Freddy called me back the next day—hardly able to suppress the tears in his voice—to report that Henry would now be buried, with full military honors, in Arlington National Cemetery. The government was sending him Henry’s lucky silver dollar and the few other personal effects that had survived the ravages of the years. Freddy said he was glad his mother had not lived to hear the news. “To know that they found my brother would have killed her.”

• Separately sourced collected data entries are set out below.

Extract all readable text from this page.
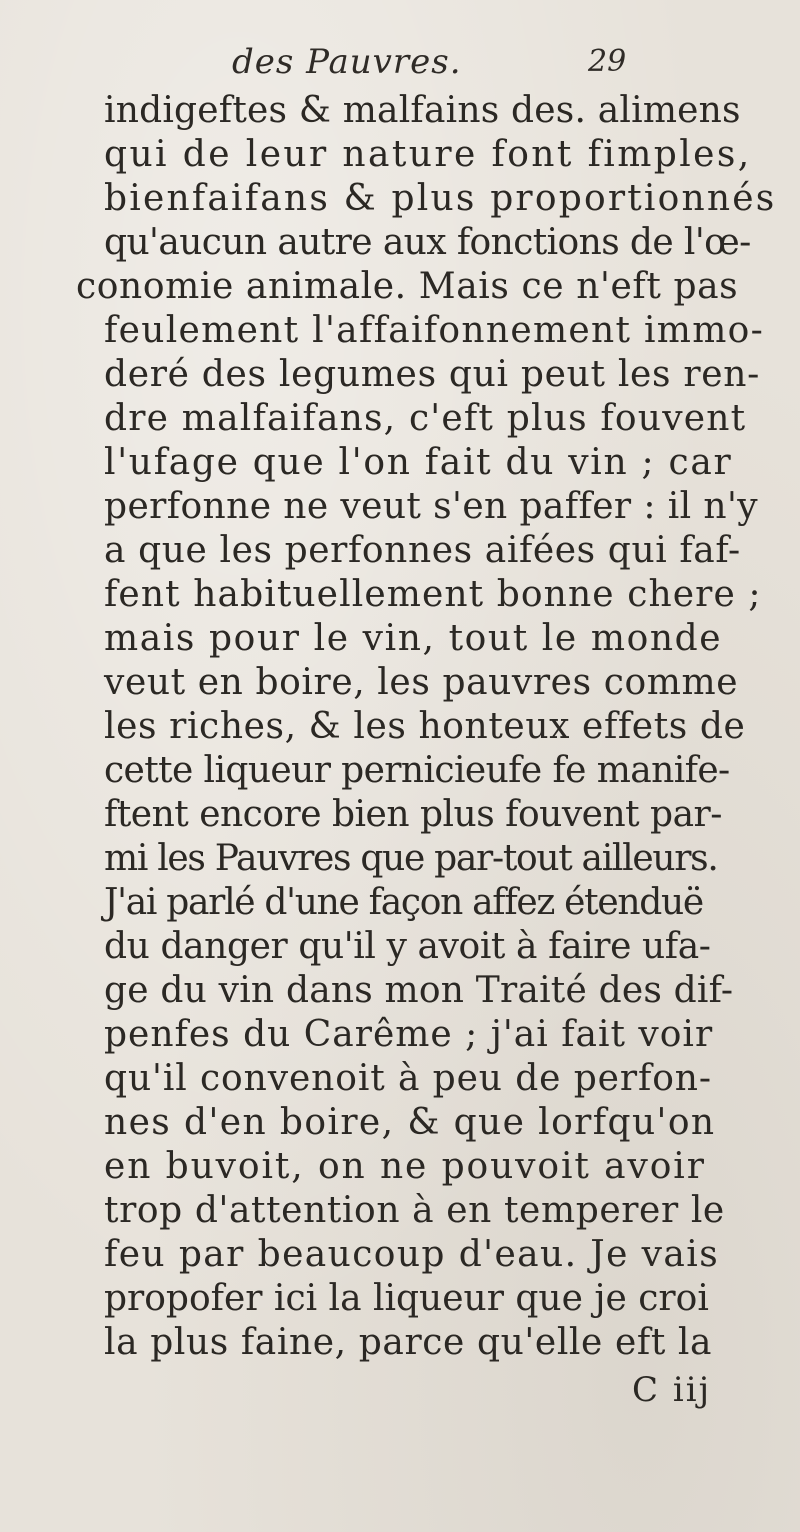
des Pauvres.	29
indigeftes & malfains des. alimens
qui de leur nature font fimples,
bienfaifans & plus proportionnés
qu'aucun autre aux fonctions de l'œ-
conomie animale. Mais ce n'eft pas
feulement l'affaifonnement immo-
deré des legumes qui peut les ren-
dre malfaifans, c'eft plus fouvent
l'ufage que l'on fait du vin ; car
perfonne ne veut s'en paffer : il n'y
a que les perfonnes aifées qui faf-
fent habituellement bonne chere ;
mais pour le vin, tout le monde
veut en boire, les pauvres comme
les riches, & les honteux effets de
cette liqueur pernicieufe fe manife-
ftent encore bien plus fouvent par-
mi les Pauvres que par-tout ailleurs.
J'ai parlé d'une façon affez étenduë
du danger qu'il y avoit à faire ufa-
ge du vin dans mon Traité des dif-
penfes du Carême ; j'ai fait voir
qu'il convenoit à peu de perfon-
nes d'en boire, & que lorfqu'on
en buvoit, on ne pouvoit avoir
trop d'attention à en temperer le
feu par beaucoup d'eau. Je vais
propofer ici la liqueur que je croi
la plus faine, parce qu'elle eft la
C iij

After much searching through the phone book and many fruitless calls, I managed to find the address of E.W “Swede” Schwensen, Robert’s brother, and sent him the news that we, too, had discovered our boy’s remains. He wrote me back at once:
We just returned this week from Ft. Leavenworth National Cemetery where Lt. Robert H. Schwensen was buried six plots from his older brother, Capt. Justus Schwensen, a B-24 pilot killed over Hamburg, Germany. Our family also lost a third brother, Lt. Richard Schwensen (Infantry) killed at Remagen Bridge in Germany and is buried in the American Cemetery in Luxembourg. Mother and Dad are deceased, but my younger brother and myself attended Robert’s funeral. . . . It’s nice to have all this behind us now so that we can go on with our lives.
A three-star family, I thought to myself. How did they bear it?
I did not go to Henry’s funeral, but one day when my grown daughters were in the garage looking through some of their old childhood toys, they unearthed a box of gold paper stars. I took one of them and pressed it in the corner of my bedroom window—my small salute to Henry, the most beautiful soldier I had ever known.